Layla, by DJ Robin & Schürze, which has risen to the top of the German singles charts in the last three weeks, is a song about a brothel woman who is “prettier, younger, more cunning” than the other sex workers in his establishment.
Whether Layla is the owner of the brothel or an employee herself is unclear: the song also refers to her as luder, meaning “naughty” or “minx”. With a refrain of “La-la-la-la-la-la-la-Layla, la-la-la-la”, the song’s narrative ambitions are limited.
On Monday, the city of Würzburg announced that it would not perform the song at the annual Kiliani fair, organized by the municipal authorities. “We understand that the song can be catchy, catchy and melodic,” said city spokesman Christian Weiß. “But that doesn’t change the fact that sexist lyrics are unacceptable and not appropriate for our festival.”
In the western city of Düsseldorf, a shooting club responsible for organizing the fair also said it would not play the song. “I’m of the opinion that this song belongs everywhere but our festival site,” club chairman Lothar Inden told broadcaster WDR.
Bild, the mighty German tabloid, jumped on the story as what it saw as evidence of a modern form of censorship. “People are prescribed how to speak, how to write and now how to party. This prudish nanny from the politically correct brigade needs to stop. We are moving towards an anti-fun society.

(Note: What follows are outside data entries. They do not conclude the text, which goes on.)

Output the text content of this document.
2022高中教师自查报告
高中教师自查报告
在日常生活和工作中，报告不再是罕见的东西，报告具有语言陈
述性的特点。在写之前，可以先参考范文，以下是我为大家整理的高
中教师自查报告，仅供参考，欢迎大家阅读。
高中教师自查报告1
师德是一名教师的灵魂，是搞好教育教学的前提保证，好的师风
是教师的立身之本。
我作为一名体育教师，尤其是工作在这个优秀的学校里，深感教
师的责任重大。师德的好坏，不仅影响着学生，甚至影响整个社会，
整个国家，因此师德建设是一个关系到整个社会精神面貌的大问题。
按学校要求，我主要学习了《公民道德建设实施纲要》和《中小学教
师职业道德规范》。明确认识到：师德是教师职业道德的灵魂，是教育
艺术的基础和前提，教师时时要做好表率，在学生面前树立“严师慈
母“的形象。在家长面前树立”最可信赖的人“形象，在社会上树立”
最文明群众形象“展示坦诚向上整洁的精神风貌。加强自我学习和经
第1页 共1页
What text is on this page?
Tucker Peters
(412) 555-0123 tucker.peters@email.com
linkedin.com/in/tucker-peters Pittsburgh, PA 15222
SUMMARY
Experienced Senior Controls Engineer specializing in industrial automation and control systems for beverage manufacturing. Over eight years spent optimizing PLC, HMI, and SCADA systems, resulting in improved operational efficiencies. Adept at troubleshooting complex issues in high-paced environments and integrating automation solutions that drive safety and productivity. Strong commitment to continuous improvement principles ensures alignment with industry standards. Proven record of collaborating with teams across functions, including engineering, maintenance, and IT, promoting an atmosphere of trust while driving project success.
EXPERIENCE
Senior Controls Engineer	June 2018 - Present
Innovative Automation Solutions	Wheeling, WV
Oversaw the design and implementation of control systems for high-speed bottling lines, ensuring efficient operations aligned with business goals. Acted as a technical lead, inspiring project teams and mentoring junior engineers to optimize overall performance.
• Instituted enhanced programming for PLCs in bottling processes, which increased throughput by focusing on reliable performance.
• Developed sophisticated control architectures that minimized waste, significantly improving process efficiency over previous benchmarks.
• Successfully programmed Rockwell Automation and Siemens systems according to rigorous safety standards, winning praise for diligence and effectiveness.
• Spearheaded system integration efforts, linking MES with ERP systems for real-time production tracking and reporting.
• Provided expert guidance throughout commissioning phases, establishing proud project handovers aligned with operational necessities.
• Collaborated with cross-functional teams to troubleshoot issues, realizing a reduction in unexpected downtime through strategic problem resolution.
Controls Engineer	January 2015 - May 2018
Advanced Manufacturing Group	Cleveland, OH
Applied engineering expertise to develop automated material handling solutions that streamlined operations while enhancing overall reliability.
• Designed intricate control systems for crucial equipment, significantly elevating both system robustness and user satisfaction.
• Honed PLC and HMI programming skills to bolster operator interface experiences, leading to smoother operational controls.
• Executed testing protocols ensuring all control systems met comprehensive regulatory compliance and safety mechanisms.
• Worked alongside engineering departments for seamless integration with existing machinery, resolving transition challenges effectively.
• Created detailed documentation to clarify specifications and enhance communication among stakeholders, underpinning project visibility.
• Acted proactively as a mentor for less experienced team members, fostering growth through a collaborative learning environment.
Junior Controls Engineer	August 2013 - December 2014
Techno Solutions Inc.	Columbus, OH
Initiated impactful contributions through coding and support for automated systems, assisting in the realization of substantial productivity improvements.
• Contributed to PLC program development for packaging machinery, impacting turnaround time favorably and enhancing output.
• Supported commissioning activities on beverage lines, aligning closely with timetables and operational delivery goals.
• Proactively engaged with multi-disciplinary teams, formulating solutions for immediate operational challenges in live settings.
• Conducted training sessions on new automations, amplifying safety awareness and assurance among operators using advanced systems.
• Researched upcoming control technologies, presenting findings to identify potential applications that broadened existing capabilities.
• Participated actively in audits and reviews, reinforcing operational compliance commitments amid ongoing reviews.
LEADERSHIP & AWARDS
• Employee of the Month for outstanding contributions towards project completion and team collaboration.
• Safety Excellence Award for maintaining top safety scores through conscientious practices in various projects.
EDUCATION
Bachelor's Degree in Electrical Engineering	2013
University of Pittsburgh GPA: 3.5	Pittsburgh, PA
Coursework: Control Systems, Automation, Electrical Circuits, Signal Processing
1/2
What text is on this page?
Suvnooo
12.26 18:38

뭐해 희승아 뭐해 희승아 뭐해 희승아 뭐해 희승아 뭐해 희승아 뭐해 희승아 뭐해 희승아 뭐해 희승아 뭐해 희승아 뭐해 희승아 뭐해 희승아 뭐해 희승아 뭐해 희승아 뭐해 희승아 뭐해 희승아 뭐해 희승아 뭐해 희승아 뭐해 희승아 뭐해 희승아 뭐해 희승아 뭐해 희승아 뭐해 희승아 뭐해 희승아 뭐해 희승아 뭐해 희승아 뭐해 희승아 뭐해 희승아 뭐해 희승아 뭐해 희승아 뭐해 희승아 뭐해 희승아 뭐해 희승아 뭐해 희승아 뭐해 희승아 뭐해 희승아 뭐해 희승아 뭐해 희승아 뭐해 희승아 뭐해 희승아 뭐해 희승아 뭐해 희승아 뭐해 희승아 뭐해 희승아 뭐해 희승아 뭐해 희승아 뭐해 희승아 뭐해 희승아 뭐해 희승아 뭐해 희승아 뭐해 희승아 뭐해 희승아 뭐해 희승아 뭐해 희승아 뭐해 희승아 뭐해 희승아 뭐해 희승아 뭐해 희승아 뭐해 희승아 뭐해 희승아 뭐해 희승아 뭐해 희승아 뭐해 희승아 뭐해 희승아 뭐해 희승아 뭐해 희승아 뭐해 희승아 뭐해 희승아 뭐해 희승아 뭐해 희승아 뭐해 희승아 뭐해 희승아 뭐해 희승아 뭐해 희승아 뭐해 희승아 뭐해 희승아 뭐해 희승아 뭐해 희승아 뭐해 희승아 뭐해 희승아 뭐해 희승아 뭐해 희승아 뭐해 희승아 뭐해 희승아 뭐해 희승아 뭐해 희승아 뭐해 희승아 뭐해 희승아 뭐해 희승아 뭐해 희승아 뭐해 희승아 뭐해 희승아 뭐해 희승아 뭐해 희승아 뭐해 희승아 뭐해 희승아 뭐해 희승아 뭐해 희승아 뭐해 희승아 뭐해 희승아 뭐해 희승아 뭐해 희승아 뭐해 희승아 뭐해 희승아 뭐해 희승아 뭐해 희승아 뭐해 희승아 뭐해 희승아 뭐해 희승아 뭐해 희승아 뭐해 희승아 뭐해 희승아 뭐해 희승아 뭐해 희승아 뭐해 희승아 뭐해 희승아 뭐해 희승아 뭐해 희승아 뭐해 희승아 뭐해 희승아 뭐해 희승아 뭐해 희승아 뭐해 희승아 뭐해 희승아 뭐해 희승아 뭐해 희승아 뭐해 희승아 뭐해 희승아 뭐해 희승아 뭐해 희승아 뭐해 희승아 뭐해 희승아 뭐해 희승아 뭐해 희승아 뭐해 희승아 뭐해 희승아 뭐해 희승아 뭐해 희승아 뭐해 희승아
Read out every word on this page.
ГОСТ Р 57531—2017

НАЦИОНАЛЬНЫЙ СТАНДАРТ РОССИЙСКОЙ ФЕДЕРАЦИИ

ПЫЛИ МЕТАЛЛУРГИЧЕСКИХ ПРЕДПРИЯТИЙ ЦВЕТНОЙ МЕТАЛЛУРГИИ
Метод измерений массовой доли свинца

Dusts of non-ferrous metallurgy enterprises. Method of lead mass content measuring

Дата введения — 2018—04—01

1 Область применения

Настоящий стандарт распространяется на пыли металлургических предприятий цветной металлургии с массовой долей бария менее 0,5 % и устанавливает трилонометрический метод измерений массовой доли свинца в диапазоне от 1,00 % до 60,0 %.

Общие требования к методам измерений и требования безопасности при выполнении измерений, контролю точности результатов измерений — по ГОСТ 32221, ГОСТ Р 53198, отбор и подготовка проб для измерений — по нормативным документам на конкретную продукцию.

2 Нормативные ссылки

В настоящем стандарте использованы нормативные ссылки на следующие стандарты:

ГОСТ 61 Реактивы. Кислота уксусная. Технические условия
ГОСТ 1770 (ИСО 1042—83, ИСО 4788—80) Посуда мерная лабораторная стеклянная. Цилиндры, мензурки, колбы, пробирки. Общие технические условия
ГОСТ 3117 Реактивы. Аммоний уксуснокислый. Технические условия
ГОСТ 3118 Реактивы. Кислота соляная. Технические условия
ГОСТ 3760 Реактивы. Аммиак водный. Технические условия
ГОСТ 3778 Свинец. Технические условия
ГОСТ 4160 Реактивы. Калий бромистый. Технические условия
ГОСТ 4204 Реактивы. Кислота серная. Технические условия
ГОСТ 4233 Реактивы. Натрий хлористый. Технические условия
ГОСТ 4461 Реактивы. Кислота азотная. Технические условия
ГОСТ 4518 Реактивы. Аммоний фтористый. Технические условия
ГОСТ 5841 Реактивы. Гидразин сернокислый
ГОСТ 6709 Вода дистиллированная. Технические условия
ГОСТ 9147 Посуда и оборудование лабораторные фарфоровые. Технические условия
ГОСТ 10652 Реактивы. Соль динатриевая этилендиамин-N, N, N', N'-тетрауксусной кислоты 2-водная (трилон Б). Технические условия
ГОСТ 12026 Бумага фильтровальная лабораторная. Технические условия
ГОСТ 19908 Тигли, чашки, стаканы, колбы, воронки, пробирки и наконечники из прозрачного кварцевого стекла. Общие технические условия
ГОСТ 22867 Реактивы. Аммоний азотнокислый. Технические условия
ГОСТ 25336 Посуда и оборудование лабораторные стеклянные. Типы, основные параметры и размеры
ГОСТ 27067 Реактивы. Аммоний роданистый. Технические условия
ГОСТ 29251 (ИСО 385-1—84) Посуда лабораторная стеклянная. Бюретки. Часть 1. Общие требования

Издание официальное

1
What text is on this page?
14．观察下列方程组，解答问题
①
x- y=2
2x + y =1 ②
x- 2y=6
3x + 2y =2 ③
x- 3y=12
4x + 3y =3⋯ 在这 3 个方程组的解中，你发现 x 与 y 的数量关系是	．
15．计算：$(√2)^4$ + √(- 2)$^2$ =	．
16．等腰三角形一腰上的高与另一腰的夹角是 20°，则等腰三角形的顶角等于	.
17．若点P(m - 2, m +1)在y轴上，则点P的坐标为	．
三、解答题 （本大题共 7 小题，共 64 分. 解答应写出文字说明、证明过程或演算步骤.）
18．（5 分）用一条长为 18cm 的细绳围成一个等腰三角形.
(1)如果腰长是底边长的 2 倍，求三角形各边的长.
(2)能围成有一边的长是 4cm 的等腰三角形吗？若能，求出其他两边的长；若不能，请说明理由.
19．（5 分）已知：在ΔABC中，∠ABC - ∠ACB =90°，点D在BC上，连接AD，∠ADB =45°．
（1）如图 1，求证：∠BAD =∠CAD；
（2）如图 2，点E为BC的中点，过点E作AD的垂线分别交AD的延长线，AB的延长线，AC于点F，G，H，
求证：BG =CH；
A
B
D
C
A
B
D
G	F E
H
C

German Justice Minister Marco Buschmann of the Liberal Democratic Party (FDP) himself a creator of electronic music in his spare timejoined the debate on Twitter“You don’t have to like schlager’s lyrics. You may find them silly and unpleasant. But in my opinion, an official ban is a step too far.
However, neither the authorities in Würzburg nor Düsseldorf have taken the decision to issue a decree that would amount to an official ban. “We are not the guardians of public morals, but the organisers,” an official at the Killiani fair told Bayerischer Rundfunk radio. A spokesman for the mayor of Düsseldorf said there were no plans to ban the song.
In 2021, authorities in Würzburg took a similar step to stop playing the so-called Donaulied or Danube Song after a student started a petition against “beer tent sexism”. The traditional folk song describes a man raping a sleeping woman he meets on the banks of the Danube, although in some modern schlager versions the lyrics are changed to describe their sexual intercourse as consensual.